Mrs. Leggett pleaded with her, reasoned with her, scolded her, and commanded her, but none of it was any good. The brown girl's mind was made up. She went away. Mrs. Leggett looked at me as severely as her pleasant face would let her, and said a reprovingly: "Now see what you've done."

I said I was sorry, and Leggett and I went out to search the lawn. We didn't find any more diamonds.

II

Leaving Leggett's, I put in a couple of hours canvassing the neighborhood, trying to place the man Mrs. and Miss Leggett had seen. I didn't have any luck on him, but I picked up news of another suspicious character.

A Mrs. Priestly—a pale semi-invalid who lived three doors below the Leggetts—gave me the first news of him. She often sat at a front window in the dark at night, when she couldn't sleep, looking into the street. On two nights she had seen this man.

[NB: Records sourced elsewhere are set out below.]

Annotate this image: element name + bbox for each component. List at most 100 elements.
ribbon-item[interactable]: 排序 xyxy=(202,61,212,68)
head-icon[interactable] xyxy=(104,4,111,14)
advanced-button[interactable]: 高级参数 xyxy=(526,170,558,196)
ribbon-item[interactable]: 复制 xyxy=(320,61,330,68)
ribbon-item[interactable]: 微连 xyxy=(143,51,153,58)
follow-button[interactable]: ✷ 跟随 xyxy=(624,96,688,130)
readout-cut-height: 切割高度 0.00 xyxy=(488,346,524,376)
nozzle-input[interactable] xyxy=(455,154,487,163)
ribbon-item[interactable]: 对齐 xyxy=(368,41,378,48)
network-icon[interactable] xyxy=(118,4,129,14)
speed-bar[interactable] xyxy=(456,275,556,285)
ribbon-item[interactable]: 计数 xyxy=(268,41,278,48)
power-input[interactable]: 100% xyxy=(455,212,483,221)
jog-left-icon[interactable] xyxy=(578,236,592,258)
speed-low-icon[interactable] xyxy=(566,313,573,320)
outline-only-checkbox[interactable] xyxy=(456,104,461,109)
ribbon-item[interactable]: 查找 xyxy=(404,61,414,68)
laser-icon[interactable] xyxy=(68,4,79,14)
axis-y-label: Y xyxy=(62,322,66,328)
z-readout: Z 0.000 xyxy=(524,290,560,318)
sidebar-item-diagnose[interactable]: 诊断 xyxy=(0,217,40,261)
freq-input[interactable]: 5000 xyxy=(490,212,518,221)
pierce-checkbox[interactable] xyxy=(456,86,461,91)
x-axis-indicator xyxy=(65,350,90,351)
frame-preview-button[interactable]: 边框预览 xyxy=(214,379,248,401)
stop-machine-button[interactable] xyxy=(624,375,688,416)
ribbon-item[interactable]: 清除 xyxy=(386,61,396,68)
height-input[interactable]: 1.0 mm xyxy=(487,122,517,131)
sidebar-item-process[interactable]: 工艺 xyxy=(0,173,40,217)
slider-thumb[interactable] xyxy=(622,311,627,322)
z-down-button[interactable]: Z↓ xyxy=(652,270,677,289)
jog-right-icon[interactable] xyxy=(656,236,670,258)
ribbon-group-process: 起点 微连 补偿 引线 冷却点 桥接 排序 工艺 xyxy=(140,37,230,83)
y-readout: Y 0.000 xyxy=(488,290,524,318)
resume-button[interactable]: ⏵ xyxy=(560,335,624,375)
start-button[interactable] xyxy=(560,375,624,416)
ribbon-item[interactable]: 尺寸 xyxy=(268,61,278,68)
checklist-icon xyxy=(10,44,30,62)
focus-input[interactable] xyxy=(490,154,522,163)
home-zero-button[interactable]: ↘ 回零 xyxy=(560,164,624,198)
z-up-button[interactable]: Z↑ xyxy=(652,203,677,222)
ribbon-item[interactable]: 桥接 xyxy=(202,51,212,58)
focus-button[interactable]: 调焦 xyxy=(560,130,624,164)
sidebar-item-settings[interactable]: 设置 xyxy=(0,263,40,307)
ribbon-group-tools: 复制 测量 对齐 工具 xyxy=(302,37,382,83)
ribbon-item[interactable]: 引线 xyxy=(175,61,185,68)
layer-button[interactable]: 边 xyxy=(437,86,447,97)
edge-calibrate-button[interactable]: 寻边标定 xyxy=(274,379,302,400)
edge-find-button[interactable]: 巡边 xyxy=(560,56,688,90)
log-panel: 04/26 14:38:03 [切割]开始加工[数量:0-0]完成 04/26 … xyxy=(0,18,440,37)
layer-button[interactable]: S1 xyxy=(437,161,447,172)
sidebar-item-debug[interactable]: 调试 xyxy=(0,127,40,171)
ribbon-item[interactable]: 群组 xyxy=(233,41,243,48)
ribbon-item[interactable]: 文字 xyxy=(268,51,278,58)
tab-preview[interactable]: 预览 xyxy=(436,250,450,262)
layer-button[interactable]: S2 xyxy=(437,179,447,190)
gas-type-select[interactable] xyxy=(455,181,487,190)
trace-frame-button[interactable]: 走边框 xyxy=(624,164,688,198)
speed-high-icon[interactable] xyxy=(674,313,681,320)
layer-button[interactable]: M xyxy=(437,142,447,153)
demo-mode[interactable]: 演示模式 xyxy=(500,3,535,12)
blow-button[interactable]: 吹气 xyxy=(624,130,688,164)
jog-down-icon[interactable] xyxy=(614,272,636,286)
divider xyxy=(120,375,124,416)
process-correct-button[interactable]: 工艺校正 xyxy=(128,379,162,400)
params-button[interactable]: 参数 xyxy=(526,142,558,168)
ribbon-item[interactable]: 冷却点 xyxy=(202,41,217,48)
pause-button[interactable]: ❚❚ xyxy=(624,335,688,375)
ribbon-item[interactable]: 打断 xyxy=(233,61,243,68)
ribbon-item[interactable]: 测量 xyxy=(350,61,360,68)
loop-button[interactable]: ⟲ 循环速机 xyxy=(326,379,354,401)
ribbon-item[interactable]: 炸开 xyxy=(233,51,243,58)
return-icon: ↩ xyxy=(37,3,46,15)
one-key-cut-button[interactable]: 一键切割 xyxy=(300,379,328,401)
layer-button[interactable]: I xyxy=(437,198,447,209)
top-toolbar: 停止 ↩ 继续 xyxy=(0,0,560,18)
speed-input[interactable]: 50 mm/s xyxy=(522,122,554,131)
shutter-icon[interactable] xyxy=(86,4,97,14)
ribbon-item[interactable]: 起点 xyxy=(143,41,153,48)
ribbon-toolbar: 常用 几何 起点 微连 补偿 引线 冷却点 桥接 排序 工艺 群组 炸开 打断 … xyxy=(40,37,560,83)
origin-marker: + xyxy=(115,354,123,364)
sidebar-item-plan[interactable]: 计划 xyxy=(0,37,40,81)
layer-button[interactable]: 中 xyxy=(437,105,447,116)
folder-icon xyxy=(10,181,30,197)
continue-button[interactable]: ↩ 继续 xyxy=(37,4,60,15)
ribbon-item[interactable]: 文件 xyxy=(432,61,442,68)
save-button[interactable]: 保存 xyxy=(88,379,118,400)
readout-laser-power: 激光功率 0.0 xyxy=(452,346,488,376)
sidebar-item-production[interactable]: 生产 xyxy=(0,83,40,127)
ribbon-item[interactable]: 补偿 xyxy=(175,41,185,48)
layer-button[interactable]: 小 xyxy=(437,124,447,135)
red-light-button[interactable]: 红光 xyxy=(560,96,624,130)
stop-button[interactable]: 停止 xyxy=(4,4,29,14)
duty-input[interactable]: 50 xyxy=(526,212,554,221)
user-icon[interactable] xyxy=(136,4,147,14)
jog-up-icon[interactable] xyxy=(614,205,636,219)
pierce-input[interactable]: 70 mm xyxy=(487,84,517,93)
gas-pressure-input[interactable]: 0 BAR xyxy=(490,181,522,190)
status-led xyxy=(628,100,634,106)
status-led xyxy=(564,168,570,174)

The first time had been a week ago. He had passed up and down the other side of the street five or six times, at intervals of fifteen or twenty minutes, with his face turned as if he was watching something on Mrs. Priestly's—and the Leggetts'—side of the street. She thought it was between eleven and twelve o'clock when she had seen him the first time, and perhaps one o'clock the last. Several nights later—Saturday night—she had seen him again, not walking, this time, but standing on the corner below, looking up the street, at a little after midnight. He went away after she had watched him for half an hour, down the street, and she had not seen him again.

She said he was a fairly tall man of medium build, young, she thought, and he walked with his head thrust out in front. The street was too dark for her to describe his clothes,

Mrs. Priestly knew all the Leggetts by sight, but said she knew very little about them, except that the daughter was supposed to be a trifle wild. They seemed to be nice people, but kept to themselves. He had moved into the house in 1921, alone except for the housekeeper, a Mrs. Begg, who, Mrs. Priestly understood, was now keeping house for a family named Freemander in Berkeley. Mrs. Leggett and Gabrielle had not come to live with Leggett until 1923.

Mrs, Priestly said she had not been at her window the previous night, and she had not seen the man Mrs. Leggett and her daughter had seen.

A man named Warren Darley, who lived on the opposite side of the street from the Leggetts, but down near the corner on which Mrs. Priestly had seen her man, had, when locking up the house one night, surprised a man—apparently the same one Mrs. Priestly had seen—in his vestibule. Darley was not at home when I called, but Mrs. Darley, after telling me this much, got her husband on the phone for me.

Darley said the man had been standing in the vestibule, either hiding from or watching someone in the street. As soon as Darley opened the door the man ran away, paying no attention to Darley's "What are you doing there?" Darley said he was a man of thirty-five or six, fairly well dressed in dark clothes, and with a very long, thin and sharp nose.